Overall we anticipate that 2016 was the bottom in terms of growth in GCC construction markets. The year saw that initial expectations that the wealthy GCC markets could sustain their infrastructure project pipelines during a sustained period of lower oil prices was untrue and planned projects began a period of rationalisation.
There has been pain in some markets notably Saudi Arabia, which we forecast went into recession over 2016 but 2016 also saw markets begin a fundamental transformation which should set them on the path of more sustainable growth as they look to increasingly tap the private sector.
That said, 2017 will still be challenging as markets are not yet attractive enough
to generally attract massive infrastructure investment and governments remain very selective in which projects they finance. There will be a heavy focus on cost efficiency and margins at construction firms will be under even more pressure than ever.
To find the best opportunities, firms should look to those projects which are key for economic diversification. For example, freight rail projects connecting to ports over long distance passenger rail.
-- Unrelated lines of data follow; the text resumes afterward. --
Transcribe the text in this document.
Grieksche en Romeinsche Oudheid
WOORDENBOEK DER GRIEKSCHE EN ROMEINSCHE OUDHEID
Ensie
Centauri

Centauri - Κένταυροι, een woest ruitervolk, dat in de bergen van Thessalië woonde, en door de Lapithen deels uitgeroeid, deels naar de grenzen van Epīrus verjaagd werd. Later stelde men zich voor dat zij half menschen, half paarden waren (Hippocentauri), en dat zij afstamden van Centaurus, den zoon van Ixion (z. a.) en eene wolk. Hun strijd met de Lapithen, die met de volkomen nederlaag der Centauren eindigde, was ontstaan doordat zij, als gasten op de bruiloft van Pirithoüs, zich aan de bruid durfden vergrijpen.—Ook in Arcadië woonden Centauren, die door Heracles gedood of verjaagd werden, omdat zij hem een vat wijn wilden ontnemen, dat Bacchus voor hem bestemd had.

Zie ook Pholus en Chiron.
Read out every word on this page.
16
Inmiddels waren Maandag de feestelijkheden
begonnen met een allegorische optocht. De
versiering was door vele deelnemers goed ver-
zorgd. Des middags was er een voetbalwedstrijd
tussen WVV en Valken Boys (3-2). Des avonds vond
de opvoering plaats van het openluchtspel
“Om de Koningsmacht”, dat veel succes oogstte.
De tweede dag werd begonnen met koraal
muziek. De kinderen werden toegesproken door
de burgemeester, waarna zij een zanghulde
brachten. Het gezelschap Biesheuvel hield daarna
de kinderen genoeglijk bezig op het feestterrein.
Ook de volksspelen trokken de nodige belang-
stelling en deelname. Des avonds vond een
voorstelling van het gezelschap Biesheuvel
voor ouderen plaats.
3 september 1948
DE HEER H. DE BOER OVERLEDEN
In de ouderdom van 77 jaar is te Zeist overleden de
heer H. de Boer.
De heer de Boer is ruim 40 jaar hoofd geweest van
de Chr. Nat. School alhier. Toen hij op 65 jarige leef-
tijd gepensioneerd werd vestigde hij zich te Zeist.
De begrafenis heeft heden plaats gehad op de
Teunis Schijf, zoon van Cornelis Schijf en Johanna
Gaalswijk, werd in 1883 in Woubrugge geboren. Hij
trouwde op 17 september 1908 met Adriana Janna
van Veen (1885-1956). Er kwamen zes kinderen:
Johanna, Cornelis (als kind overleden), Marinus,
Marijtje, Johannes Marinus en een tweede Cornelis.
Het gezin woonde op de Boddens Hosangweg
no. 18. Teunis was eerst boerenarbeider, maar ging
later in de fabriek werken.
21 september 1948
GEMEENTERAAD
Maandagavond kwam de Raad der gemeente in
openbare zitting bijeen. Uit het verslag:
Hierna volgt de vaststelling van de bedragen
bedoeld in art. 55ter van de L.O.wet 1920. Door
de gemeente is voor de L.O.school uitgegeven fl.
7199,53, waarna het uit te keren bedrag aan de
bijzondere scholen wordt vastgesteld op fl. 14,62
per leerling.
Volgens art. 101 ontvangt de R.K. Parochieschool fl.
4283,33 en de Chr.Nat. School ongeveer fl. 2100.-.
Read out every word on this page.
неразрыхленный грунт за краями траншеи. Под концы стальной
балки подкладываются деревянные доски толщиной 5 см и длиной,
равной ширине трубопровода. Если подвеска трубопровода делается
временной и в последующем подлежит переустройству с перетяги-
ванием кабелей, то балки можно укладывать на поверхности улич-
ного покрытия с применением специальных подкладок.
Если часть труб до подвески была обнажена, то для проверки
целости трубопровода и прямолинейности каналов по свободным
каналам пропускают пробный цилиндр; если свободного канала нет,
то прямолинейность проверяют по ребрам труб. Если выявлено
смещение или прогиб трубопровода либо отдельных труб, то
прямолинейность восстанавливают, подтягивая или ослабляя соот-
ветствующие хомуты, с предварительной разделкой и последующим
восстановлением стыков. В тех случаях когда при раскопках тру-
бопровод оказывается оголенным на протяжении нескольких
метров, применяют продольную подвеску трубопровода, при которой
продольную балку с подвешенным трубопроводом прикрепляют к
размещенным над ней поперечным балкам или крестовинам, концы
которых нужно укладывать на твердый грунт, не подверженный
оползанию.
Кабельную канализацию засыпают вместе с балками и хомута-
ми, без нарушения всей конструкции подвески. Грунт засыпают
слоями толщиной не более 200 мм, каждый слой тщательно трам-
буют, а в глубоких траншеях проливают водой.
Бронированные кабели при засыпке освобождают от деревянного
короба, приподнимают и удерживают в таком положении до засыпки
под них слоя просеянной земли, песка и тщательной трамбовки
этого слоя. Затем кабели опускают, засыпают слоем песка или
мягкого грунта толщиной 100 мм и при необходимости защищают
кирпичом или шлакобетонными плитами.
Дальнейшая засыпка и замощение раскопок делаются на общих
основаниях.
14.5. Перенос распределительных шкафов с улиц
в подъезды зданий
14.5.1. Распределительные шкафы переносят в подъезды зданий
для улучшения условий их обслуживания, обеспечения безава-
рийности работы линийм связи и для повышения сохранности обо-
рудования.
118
In particular though, we highlight the industrial construction sector in 2017, as we expect GCC countries will seek to move further downstream into the petrochemical sector to capitalise on growing demand for plastics at a time when excess refining capacity combined with tepid demand for refined fuels weighs on margins in the refining industry.
While each GCC country will view expansion in the petrochemicals space as a means to accelerate economic diversification, Saudi Arabia and the United Arab Emirates in particular announced ambitious growth targets.